Em entrevista ao pesquisador Gersem Baniwa, em 2011, Lúcia Alberta Baré definiu a escola indígena “como espaço de diálogo possível entre os conhecimentos indígenas e os conhecimentos da sociedade moderna”.

A diretora da Funai defende que as escolas indígenas devem ter uma pedagogia própria, com professores que falam as línguas dos povos dos alunos, para ter uma comunicação melhor com eles, mas também deve ter um bom ensino formal.

“A estratégia deve ser de levar conhecimentos não indígenas – ou mesmo de outros povos indígenas –, mas de forma harmônica e respeitosa, sem colocar aquele conhecimento como melhor ou superior.”

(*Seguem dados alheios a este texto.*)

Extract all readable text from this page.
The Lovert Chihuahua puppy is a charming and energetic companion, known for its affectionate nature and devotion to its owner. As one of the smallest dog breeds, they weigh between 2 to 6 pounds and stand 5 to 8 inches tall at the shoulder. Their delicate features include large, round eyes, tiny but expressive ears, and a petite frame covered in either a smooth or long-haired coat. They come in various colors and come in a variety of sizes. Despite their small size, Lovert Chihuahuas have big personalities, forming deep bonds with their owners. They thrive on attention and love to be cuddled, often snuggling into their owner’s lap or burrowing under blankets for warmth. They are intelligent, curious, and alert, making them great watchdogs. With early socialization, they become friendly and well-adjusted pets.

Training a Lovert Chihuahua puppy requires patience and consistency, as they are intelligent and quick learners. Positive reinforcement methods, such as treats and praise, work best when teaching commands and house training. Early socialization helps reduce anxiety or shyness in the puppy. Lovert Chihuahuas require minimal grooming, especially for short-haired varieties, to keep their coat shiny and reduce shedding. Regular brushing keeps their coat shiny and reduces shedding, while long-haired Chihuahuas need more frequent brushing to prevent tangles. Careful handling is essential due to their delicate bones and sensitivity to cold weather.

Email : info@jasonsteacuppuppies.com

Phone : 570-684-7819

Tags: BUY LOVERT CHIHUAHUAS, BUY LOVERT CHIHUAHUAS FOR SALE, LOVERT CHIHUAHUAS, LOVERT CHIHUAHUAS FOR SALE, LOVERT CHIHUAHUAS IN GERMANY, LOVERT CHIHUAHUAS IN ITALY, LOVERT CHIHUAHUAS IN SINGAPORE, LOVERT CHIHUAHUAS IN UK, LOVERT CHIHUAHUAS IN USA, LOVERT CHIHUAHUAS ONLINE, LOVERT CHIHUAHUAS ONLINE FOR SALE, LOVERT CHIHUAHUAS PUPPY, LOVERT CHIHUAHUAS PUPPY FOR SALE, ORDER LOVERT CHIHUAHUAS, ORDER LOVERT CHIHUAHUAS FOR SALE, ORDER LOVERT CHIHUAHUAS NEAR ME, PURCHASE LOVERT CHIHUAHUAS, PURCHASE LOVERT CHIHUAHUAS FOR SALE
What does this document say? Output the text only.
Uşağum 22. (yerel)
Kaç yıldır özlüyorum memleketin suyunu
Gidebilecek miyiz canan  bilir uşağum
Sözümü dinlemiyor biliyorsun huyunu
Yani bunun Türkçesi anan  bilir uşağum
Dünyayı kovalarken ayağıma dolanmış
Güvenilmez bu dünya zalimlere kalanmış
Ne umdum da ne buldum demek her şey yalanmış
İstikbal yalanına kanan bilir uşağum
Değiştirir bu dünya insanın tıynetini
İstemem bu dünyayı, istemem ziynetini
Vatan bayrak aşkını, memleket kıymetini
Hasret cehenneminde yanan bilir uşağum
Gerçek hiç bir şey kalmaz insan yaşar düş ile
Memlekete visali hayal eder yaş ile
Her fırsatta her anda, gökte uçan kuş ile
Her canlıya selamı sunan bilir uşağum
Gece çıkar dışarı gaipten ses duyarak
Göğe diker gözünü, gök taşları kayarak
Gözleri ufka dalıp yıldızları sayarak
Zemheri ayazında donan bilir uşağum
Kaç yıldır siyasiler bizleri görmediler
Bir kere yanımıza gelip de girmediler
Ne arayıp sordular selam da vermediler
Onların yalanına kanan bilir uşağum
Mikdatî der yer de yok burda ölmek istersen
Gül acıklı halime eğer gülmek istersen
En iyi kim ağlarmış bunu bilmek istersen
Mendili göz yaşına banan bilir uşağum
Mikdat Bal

No entanto, além de não ter escolas indígenas com esse diferencial, as instituições de ensino de São Gabriel da Cachoeira passam por outros tipos de precariedade, como professores com salários baixos e contratos temporários que chegam a ser interrompidos antes do fim do ano letivo. A falta de atividades esportivas e culturais para os jovens também é uma questão.

“A vulnerabilidade desses povos, tanto social como educacional, os levou a serem cooptados por esses turcos, que ofereceram educação melhor para os filhos, mas por trás tinha outra coisa, que nós estamos acompanhando, mais ligado ao proselitismo religioso.”